There is no doubt in my mind that cannabis and cannabis derivatives can help people cope with a variety of medical conditions. The drug has for centuries been regarded as having therapeutic value even if, these days, its efficacy is challenged. There is masses of anecdotal evidence from people suffering from MS, for example, which backs the claim that the drug really works. It can help reduce tremors and spasms and ease movement. Some people with Aids say it improves their appetite. It can help in the treatment of glaucoma. Tragically, because its medical use is unlawful it makes research much more difficult than it need be because a special Home Office licence is needed for any drug trial.
Despite this, in 1995, the previous government was forced to lessen the controls on dronabinol, one of the active ingredients of cannabis, after the World Health Organisation recommended that this derivative had therapeutic value as an anti-emetic for patients undergoing chemotherapy for cancer.

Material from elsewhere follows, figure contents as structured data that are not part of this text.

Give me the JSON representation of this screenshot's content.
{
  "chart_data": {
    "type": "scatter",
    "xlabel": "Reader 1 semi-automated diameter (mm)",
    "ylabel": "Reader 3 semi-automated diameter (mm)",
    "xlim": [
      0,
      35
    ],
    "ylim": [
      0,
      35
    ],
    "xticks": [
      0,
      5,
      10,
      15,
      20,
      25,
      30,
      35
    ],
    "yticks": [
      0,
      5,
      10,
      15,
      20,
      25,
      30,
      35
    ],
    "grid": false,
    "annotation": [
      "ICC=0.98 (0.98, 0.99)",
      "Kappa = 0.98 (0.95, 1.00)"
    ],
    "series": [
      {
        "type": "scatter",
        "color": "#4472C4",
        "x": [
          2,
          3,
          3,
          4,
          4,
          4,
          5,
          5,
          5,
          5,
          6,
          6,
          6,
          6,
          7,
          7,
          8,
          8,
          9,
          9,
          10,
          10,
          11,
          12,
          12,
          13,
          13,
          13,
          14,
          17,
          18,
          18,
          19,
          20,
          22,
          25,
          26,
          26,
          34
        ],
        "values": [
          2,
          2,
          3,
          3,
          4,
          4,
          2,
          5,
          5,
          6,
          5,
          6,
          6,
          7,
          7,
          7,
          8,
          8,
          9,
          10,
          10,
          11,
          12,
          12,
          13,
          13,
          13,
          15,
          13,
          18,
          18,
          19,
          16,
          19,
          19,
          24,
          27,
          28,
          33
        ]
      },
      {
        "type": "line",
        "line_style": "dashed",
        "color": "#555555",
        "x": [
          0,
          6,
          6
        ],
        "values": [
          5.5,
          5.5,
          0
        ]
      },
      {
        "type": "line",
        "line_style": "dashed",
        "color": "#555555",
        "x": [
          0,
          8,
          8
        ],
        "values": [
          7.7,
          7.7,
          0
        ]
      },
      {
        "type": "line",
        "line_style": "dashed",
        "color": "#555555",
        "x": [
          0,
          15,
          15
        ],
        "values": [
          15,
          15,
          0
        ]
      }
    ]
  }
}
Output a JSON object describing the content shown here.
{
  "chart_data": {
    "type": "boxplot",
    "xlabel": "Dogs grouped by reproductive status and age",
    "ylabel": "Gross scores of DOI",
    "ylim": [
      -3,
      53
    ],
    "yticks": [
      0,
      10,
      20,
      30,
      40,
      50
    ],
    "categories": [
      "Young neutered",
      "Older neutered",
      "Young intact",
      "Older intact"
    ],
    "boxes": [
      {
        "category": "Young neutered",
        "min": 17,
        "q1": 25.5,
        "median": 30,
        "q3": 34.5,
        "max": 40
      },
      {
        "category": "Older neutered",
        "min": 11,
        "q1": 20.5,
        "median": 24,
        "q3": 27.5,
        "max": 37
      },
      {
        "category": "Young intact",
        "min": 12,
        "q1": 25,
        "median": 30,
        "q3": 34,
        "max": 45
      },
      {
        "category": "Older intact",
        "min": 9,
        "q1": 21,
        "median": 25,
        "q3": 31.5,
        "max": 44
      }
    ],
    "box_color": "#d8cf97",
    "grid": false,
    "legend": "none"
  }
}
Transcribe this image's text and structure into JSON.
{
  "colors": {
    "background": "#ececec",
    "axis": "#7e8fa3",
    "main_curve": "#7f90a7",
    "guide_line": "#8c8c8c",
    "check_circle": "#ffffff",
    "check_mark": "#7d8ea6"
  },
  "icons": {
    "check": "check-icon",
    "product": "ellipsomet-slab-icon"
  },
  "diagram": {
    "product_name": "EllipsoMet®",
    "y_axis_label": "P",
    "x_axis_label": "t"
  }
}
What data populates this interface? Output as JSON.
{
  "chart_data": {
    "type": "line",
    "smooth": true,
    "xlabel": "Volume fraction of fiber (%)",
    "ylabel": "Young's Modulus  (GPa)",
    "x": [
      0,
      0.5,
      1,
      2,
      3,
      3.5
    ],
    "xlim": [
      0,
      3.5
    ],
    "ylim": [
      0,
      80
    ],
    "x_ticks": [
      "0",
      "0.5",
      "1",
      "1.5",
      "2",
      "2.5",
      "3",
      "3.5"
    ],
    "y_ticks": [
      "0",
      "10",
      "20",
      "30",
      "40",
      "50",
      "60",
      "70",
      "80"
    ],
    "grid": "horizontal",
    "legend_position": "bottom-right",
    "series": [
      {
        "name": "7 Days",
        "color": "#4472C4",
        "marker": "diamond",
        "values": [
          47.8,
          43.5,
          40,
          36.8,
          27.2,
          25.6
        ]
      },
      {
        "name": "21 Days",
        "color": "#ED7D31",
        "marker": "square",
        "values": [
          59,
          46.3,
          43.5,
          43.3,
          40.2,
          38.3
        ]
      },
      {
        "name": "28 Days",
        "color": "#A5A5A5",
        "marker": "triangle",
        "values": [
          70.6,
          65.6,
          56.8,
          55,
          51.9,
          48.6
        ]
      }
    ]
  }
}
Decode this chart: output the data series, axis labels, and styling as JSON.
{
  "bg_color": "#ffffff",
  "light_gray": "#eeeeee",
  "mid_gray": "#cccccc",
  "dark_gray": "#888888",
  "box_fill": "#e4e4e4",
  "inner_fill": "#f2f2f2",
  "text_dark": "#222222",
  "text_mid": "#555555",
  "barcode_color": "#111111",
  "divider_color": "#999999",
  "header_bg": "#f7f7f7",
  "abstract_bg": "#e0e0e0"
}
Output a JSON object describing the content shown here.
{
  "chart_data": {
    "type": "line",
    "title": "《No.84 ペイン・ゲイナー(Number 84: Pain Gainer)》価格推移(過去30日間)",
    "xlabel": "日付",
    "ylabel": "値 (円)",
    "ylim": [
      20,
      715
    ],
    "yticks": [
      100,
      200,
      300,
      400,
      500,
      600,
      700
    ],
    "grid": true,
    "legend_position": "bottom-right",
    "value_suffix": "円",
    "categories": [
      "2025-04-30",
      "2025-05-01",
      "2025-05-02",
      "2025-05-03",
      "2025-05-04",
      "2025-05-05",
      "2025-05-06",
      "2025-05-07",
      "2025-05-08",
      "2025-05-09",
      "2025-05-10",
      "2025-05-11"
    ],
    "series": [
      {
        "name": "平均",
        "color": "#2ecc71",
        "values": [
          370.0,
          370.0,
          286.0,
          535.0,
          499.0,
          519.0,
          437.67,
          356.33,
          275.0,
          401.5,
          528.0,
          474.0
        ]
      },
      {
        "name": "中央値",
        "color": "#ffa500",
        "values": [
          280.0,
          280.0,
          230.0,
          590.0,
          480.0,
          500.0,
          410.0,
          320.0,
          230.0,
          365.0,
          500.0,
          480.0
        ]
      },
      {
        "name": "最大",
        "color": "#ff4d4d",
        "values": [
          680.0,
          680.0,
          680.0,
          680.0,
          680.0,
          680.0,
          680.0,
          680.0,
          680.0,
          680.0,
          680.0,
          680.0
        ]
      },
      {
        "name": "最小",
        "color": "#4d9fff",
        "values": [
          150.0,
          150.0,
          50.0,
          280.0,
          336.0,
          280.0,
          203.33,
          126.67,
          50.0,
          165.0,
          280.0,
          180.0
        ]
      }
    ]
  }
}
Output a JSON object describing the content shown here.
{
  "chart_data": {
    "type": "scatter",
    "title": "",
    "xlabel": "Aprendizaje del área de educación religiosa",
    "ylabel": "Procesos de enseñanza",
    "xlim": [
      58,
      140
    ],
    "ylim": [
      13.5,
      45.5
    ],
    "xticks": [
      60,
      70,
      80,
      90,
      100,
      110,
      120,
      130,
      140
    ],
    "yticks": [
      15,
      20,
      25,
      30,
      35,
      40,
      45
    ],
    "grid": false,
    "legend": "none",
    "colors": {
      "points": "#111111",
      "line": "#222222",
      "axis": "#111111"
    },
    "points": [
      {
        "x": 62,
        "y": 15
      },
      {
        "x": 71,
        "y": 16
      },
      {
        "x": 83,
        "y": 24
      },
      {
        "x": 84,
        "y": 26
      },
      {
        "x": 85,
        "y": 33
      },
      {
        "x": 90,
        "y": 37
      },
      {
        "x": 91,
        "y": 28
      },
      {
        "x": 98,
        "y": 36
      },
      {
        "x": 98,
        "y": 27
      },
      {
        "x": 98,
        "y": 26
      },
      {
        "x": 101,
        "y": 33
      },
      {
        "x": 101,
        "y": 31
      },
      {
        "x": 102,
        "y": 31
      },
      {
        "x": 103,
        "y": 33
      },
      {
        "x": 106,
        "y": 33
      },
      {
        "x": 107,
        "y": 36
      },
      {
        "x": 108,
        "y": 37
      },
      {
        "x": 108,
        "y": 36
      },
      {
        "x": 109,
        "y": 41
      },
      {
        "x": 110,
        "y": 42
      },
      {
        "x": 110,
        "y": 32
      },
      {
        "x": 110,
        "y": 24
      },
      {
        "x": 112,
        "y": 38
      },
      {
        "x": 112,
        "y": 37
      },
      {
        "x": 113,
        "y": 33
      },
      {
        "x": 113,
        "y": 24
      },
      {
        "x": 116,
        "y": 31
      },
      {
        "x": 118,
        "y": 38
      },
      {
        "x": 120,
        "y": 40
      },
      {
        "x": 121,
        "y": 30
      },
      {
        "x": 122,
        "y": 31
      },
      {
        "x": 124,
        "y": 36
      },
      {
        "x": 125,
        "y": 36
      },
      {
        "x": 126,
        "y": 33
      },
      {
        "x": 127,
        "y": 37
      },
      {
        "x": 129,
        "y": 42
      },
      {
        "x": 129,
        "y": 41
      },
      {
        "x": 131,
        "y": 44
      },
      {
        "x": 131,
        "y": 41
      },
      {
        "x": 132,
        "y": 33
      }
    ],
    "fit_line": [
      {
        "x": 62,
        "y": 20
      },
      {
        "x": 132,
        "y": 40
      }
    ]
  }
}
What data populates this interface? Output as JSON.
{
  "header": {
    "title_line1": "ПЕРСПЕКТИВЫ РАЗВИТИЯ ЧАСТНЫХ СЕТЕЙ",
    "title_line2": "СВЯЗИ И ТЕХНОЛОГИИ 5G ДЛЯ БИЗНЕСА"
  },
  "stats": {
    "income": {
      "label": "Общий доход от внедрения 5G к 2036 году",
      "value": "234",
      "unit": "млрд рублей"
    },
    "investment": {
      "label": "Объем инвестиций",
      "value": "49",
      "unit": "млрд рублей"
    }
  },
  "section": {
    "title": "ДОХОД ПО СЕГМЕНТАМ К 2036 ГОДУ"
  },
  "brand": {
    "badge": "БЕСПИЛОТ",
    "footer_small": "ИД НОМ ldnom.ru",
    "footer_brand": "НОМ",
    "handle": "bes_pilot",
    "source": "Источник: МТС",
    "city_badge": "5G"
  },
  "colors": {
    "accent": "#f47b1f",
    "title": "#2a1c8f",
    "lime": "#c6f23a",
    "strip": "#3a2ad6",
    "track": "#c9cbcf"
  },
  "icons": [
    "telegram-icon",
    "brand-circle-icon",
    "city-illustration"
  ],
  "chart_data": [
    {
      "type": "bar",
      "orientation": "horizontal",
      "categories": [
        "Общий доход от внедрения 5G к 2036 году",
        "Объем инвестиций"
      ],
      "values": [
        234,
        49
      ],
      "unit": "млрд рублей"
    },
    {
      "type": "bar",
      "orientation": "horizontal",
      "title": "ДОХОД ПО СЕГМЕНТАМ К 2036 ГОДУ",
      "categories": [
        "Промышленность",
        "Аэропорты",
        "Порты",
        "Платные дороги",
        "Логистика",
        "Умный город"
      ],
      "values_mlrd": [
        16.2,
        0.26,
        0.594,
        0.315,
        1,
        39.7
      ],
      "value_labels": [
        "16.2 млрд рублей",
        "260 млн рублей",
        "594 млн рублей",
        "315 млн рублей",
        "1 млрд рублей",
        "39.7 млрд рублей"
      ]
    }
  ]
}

The Misuse of Drugs Act puts cannabis in Schedule 1 - drugs subject to the strictest controls on the grounds that they have allegedly little or no medical value and cause social problems through misuse. Besides cannabis, the list includes LSD, mescaline, raw opium and coca leaf. There is a powerful case for taking cannabis into the Schedule 2 list of controlled drugs with medical use, such as morphine, methadone and amphetamines, allowing qualified doctors lawfully to prescribe drugs that they believe will benefit patients.
Gordon Prentice is MP for Pendle in Lancashire and secretary of the All Party MS Group.